TBMM Genel Kurulu’nda 2026 Yılı Merkezi Yönetim Bütçe Kanun Teklifi’nin görüşmeleri bugün saat 12.00’de başladı.
Meclis Genel Kurul salonuna ilk gelen lider, MHP Genel Başkanı Devlet Bahçeli oldu. AK Parti milletvekillerinin, Bahçeli’nin yanına giderek tokalaştığı görüldü. MHP’lilerin ardından salona DEM Parti heyeti girdi. DEM Parti Eş Genel Başkanları Tülay Hatimoğulları ve Tuncer Bakırhan, MHP Genel Başkanı Devlet Bahçeli ile el sıkıştı. Ardından AK Parti Grup Başkanvekili Bahadır Yenişehirloğlu DEM Parti sıralarına giderek heyet ile el sıkıştı.
Bakanlar yok
İYİ Parti Genel Başkanı Müsavat Dervişoğlu da yerine oturmadan önce Bahçeli ve AKP heyeti ile CHP Genel Başkanı Özgür Özel ile tokalaştı. Salona üçüncü giren lider olan CHP Genel Başkanı Özgür Özel, parti grubunun alkışlarıyla karşılandı. Özel, DEM Parti, İYİ Parti ve MHP sıralarına giderek parti liderleriyle selamlaştı. Dervişoğlu, DEM Parti heyetiyle selamlaşmadı. TBMM Genel Kurulu’ndaki bütçe oturumu, saat 12.01’de açıldı.

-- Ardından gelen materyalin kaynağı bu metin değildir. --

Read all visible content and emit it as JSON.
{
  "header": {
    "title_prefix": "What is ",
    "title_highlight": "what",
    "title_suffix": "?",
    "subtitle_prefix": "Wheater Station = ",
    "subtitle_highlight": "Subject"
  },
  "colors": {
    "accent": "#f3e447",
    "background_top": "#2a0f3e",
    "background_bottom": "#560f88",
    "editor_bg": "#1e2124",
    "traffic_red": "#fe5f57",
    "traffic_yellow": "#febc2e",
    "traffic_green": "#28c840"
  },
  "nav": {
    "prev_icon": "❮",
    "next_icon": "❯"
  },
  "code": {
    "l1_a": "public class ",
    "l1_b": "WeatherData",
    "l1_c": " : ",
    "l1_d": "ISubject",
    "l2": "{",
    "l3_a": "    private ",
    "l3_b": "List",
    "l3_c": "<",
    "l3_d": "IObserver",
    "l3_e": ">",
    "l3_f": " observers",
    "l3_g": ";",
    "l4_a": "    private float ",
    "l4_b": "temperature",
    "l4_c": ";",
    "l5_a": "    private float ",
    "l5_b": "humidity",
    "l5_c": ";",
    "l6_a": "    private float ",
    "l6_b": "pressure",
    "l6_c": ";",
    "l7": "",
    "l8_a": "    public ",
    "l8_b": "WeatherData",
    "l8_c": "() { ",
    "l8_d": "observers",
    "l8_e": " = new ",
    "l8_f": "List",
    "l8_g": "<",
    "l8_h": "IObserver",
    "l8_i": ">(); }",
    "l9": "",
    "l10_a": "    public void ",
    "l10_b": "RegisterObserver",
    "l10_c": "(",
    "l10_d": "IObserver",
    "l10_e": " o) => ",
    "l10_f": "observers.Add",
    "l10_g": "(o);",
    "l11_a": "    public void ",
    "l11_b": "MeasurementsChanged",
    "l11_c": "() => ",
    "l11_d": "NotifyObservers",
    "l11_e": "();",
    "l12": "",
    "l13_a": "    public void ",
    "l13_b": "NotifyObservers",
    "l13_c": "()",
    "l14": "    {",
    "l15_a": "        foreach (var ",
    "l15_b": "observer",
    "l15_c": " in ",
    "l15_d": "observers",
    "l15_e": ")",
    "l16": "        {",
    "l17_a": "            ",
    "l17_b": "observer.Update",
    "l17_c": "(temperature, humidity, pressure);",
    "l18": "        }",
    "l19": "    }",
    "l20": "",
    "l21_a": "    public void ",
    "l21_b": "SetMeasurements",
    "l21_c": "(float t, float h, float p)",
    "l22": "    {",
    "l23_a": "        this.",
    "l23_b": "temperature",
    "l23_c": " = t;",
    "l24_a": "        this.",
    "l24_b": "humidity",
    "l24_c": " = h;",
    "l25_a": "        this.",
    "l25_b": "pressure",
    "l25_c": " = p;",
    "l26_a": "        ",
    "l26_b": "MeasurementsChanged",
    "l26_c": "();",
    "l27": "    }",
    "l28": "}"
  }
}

“Bu bir devlet projesidir”
TBMM Başkanı Numan Kurtulmuş Genel Kurul’da yaptığı konuşmada, Plan ve Bütçe Komisyonu’nda yapılan çalışmalara ilişkin şu bilgileri verdi: “Plan ve Bütçe Komisyonu’muzda yapılan çalışmalar gereği 40 gün süren son derece yoğun ve gerçekten yorucu müzakereler sonucunda TBMM’ye gelen bütçemizin üzerinde yapılacak görüşmelerin hayırlı uğurlu olmasını, Türkiye’nin önümüzdeki yıl yapacağı etkinlik ve faaliyetlerde güçlü bir bütçenin ortaya çıkmasını temenni ediyorum. 40 gün süren komisyon görüşmelerinde 21 birleşim gerçekleştirilmiş, 77 oturumda yaklaşık 240 saat bütçe müzakere edilmiştir. Bu görüşmelerde komisyon üyelerimiz dahil olmak üzere 271 milletvekilinin toplamda 1.353 söz talebi karşılanmıştır. TBMM’de bulunan milletvekillerimizin yaklaşık yüzde 46’sı bu müzakerelere doğrudan katılım sağlayarak katkıda bulunmuştur.”
TBMM’de kurulan Milli Dayanışma Kardeşlik ve Demokrasi Komisyonu’nun önemine vurgu yapan Kurtulmuş, şöyle konuştu:
“28. Dönem Türkiye Büyük Millet Meclisi, Türkiye Cumhuriyeti açısından önemli bir meclistir. Çünkü cumhuriyetimizin ilk asrı geride bırakılmış, 28. Dönem Meclis’imiz ise ikinci asrın başlangıcını yapan bir Meclis’tir. Bu özelliğiyle fevkalade tarihi bir Meclis çalışmalarını hep birlikte icra ediyoruz. Bu süreçte TBMM’de oluşturulan Milli Dayanışma Kardeşlik ve Demokrasi Komisyonu’muz vasıtasıyla bu tarihi dönemin ruhuna uygun bir şekilde tarihi bir süreçte de çok yoğun çalışmalar gerçekleştirilmiştir. TBMM’deki siyasi partilerin kahir ekseriyetinin katıldığı bir komisyon marifetiyle son derece olgun bir demokratik ortamda fevkalade ciddi tartışmalar yapılarak Cumhuriyet’in ilk yüzyılının en yakıcı sorunu olan terörün ortadan kaldırılması için çok katmanlı bir çalışma gerçekleştirilmiş, konuyla ilgili toplumun bütün kesimleri dinlenmiş, şehit aileleri ve gazilerimizle birlikte başlayan ilk oturumla birlikte Türkiye’nin bütün sivil toplum kuruluşları, üniversiteler fevkalade geniş bir şekilde dinlenerek dinleme faaliyetleri geçtiğimiz hafta sona erdirilmiştir.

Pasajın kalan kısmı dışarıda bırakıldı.